Gegenrede und das Vermächtnis Egon Bahrs
Ein zentrales Thema in Gödelitz ist die Wichtigkeit der Gegenrede und des Perspektivwechsels. Egon Bahr, politischer Ziehvater von Axel Schmidt-Gödelitz, prägte die Überzeugung, dass Friedensfähigkeit die Fähigkeit voraussetzt, sich in die Schuhe des anderen zu versetzen, dessen Interessen zu erkennen und die Vorgeschichte von Konflikten zu verstehen.

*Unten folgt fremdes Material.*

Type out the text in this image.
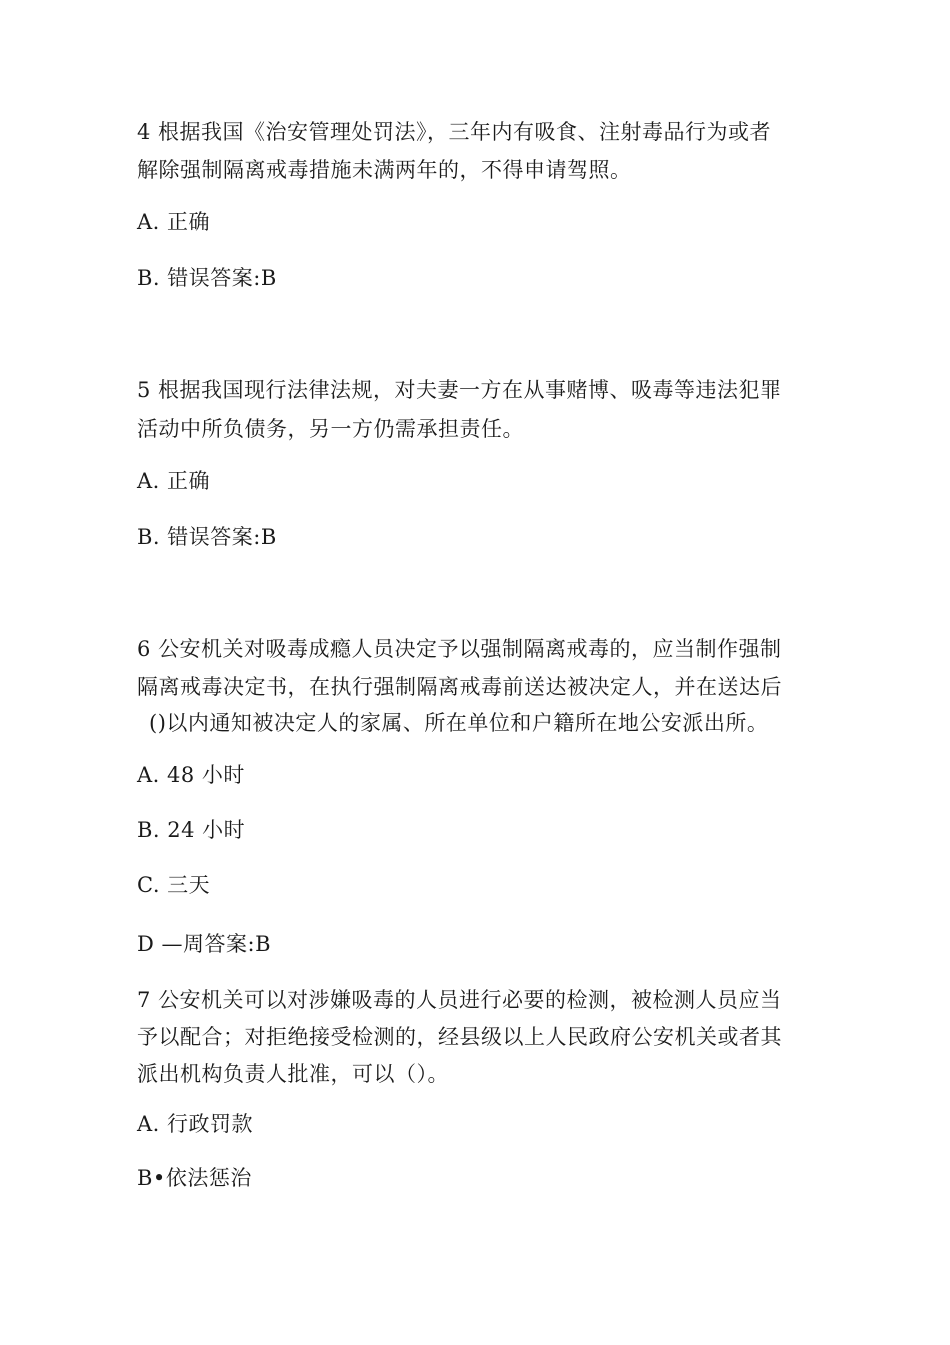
4 根据我国《治安管理处罚法》，三年内有吸食、注射毒品行为或者
解除强制隔离戒毒措施未满两年的，不得申请驾照。
A. 正确
B. 错误答案:B
5 根据我国现行法律法规，对夫妻一方在从事赌博、吸毒等违法犯罪
活动中所负债务，另一方仍需承担责任。
A. 正确
B. 错误答案:B
6 公安机关对吸毒成瘾人员决定予以强制隔离戒毒的，应当制作强制
隔离戒毒决定书，在执行强制隔离戒毒前送达被决定人，并在送达后
()以内通知被决定人的家属、所在单位和户籍所在地公安派出所。
A. 48 小时
B. 24 小时
C. 三天
D —周答案:B
7 公安机关可以对涉嫌吸毒的人员进行必要的检测，被检测人员应当
予以配合；对拒绝接受检测的，经县级以上人民政府公安机关或者其
派出机构负责人批准，可以（）。
A. 行政罚款
B•依法惩治
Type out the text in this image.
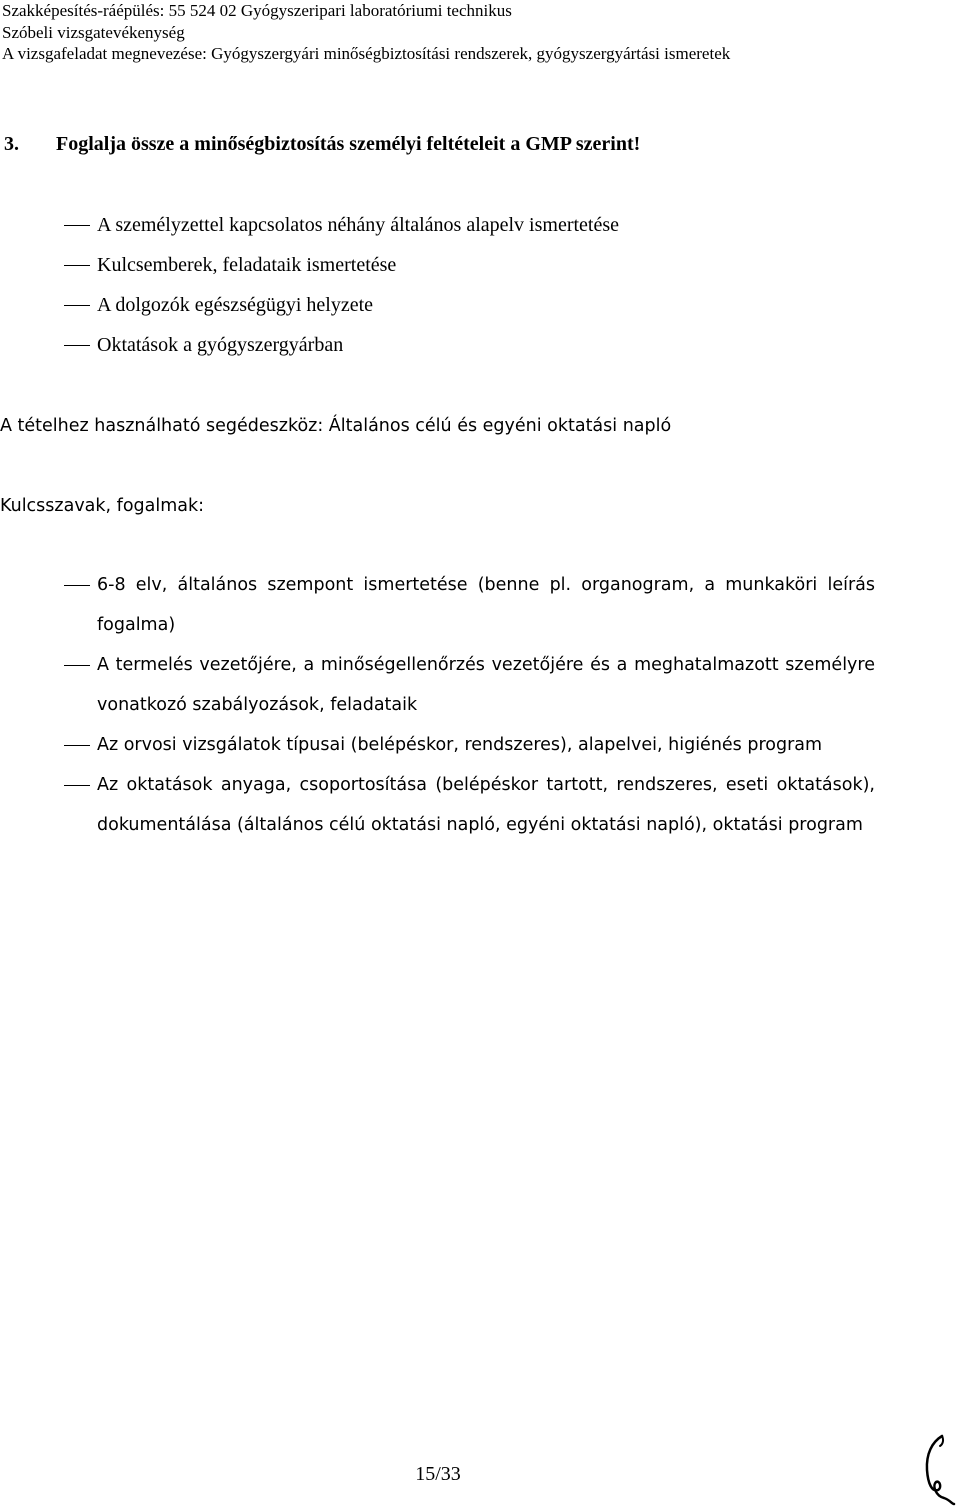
Szakképesítés-ráépülés: 55 524 02 Gyógyszeripari laboratóriumi technikus
Szóbeli vizsgatevékenység
A vizsgafeladat megnevezése: Gyógyszergyári minőségbiztosítási rendszerek, gyógyszergyártási ismeretek
3. Foglalja össze a minőségbiztosítás személyi feltételeit a GMP szerint!
A személyzettel kapcsolatos néhány általános alapelv ismertetése
Kulcsemberek, feladataik ismertetése
A dolgozók egészségügyi helyzete
Oktatások a gyógyszergyárban
A tételhez használható segédeszköz: Általános célú és egyéni oktatási napló
Kulcsszavak, fogalmak:
6-8 elv, általános szempont ismertetése (benne pl. organogram, a munkaköri leírás fogalma)
A termelés vezetőjére, a minőségellenőrzés vezetőjére és a meghatalmazott személyre vonatkozó szabályozások, feladataik
Az orvosi vizsgálatok típusai (belépéskor, rendszeres), alapelvei, higiénés program
Az oktatások anyaga, csoportosítása (belépéskor tartott, rendszeres, eseti oktatások), dokumentálása (általános célú oktatási napló, egyéni oktatási napló), oktatási program
15/33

Gabi Krone-Schmalz, eine der Autorinnen des Gorbatschow-Buches und ehemalige ARD-Korrespondentin in Moskau, wurde in Gödelitz empfangen, obwohl sie heute in den Medien als „Putin-Versteherin“ weitgehend ignoriert oder angegriffen wird. Sie kritisiert die Verengung der Diskussion und das Fehlen von Gegenrede in den Medien. Ihre Auftritte in Gödelitz waren sehr erfolgreich, und ihr Plädoyer für eine sachliche, faktenbasierte Analyse statt Ideologisierung oder Moralisierung findet großen Anklang. Die Schwester von Axel Schmidt-Gödelitz, die sich inhaltlich nicht mit Krone-Schmalz versteht, beschreibt den Austausch als zivilisiert und „nahezu liebevoll“, da man Argumente austauscht, ohne persönlich zu werden.

In Zeiten zunehmender Polarisierung bleibt Gut Gödelitz ein Leuchtturm des Dialogs, der das Erbe Gorbatschows und Bahrs weiterträgt: den unermüdlichen Kampf für Frieden, Verständigung und die Fähigkeit, die Perspektive des anderen einzunehmen.